A search algorithm takes a grid and identifies a path from a start point to an end point. Each node in the grid has connections to other nodes, with costs of moving between nodes.
In each search algorithm there are three types of nodes: unexplored nodes, explored nodes and frontier nodes. At the start of the algorithm the start node is explored, each node connected to the start node is a frontier node, and all other nodes are unexplored nodes.
When an algorithm explores a frontier node, it is added to the explored nodes, and all new nodes are added to the frontier nodes.
A breadth-first search operates First-in First-out (FiFo). That is, it selects the oldest frontier node. This results in a broad, rather than a deep search. Once all branches have been explored, the algorithm will move deeper. Path cost is not considered in this algorithm.
Optimal: Picks the shallowest solution. Optimal of path costs are identical.
A depth-first search operates Last-in First-out (LiFo). That is, it selects the newest frontier node. This results in a deep, rather than a broad search. Once the maximum depth has been reached, the algorithm will move towards breadth.
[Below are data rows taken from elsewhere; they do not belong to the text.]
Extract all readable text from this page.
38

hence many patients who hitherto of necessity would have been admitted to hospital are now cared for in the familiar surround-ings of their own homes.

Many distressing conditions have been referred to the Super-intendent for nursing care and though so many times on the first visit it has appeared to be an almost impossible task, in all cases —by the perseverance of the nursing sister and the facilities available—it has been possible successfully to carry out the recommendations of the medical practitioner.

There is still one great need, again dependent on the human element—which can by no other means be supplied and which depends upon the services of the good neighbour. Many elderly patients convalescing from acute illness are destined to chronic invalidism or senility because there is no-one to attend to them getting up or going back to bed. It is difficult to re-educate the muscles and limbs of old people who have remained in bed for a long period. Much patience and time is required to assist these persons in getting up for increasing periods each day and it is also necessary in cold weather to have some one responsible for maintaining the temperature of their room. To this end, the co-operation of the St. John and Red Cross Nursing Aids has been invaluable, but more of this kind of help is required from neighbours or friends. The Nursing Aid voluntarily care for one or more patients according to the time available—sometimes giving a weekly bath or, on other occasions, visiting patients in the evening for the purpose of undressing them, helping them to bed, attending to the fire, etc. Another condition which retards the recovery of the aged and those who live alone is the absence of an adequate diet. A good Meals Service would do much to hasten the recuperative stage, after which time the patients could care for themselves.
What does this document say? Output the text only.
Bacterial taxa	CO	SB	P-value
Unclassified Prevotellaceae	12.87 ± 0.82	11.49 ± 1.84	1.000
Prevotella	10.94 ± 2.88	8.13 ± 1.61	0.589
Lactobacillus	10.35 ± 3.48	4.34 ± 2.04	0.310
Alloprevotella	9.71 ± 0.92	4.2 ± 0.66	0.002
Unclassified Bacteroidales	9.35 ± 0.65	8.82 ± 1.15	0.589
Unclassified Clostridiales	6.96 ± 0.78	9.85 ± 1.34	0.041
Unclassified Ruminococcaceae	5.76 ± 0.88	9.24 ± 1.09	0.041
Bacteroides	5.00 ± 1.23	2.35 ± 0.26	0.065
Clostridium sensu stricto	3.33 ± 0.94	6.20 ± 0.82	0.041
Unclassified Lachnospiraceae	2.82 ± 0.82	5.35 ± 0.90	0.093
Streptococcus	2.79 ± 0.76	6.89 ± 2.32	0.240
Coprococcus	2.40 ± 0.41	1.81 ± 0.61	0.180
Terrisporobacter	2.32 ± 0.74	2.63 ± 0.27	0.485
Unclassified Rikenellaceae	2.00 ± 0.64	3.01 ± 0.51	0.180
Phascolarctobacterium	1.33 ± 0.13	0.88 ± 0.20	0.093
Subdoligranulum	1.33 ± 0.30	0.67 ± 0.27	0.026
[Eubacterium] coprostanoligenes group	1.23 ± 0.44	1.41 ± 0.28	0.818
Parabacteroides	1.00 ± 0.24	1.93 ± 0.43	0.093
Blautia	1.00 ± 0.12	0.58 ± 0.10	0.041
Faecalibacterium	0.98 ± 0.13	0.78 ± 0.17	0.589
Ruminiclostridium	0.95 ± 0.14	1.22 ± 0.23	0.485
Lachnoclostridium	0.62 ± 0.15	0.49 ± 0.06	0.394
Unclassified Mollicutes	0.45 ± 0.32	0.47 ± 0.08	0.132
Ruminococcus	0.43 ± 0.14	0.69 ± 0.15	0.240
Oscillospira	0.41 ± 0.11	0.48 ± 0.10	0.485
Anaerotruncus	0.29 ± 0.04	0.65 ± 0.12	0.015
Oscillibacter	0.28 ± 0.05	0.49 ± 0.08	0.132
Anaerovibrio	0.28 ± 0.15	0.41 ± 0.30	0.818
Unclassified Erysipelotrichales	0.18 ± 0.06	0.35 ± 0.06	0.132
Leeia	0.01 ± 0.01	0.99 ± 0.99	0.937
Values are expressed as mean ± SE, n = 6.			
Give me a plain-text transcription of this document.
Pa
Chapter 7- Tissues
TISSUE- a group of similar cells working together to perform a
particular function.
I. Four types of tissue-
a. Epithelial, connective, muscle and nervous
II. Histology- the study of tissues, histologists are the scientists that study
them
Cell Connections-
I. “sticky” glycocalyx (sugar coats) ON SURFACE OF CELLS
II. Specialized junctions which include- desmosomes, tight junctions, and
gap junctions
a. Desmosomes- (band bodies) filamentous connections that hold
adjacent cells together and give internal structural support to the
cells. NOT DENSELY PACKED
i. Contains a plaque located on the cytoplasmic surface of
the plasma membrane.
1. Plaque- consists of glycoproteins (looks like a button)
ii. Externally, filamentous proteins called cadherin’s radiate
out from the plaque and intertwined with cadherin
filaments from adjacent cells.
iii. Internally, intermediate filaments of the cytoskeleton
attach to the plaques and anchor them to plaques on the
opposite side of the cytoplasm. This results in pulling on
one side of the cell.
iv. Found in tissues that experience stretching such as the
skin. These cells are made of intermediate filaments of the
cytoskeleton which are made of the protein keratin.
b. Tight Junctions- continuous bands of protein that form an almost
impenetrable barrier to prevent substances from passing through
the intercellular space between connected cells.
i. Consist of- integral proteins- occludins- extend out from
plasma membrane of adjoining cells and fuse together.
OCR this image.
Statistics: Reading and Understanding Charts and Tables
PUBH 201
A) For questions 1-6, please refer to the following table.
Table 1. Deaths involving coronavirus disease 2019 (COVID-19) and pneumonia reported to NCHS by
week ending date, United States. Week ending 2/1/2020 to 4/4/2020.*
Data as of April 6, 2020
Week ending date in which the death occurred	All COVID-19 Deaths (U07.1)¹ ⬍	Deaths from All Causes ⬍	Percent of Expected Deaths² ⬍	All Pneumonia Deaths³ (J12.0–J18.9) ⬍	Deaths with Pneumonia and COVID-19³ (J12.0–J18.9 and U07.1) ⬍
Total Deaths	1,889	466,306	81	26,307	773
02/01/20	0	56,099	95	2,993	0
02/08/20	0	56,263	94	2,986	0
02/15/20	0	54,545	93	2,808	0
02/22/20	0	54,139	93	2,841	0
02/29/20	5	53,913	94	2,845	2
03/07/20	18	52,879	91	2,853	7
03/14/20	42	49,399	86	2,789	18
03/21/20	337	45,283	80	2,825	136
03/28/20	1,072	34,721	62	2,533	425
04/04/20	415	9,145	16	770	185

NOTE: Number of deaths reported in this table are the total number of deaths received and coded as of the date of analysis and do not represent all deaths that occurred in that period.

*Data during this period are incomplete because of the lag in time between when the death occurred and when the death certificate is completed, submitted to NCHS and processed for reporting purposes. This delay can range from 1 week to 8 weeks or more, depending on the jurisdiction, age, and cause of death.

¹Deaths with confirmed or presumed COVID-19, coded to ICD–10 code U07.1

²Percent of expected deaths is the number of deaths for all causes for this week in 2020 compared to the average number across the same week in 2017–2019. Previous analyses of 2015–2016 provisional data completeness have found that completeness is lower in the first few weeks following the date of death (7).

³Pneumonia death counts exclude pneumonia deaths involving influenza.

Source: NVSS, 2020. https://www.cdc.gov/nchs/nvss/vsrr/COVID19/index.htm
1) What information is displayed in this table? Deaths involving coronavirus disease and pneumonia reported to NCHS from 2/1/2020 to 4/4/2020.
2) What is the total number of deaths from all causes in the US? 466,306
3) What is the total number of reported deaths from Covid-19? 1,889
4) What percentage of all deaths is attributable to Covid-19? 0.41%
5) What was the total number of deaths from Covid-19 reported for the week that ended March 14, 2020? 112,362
Path cost is not considered in this algorithm.
May not find optimal solution, but is linear in space
Depth-first search with a limit. This is useful if we know the solution is shallower than limit \(l\).
Does a depth-limited search to a layer \(L\), increases the layer and starts again. The repeats are a waste, but earlier layers are much cheaper.
Modify BFS to prioritise cost not depth. expand node with lowest path cost. could be “deep”.
This is the same as Dijkstra’s algorithm.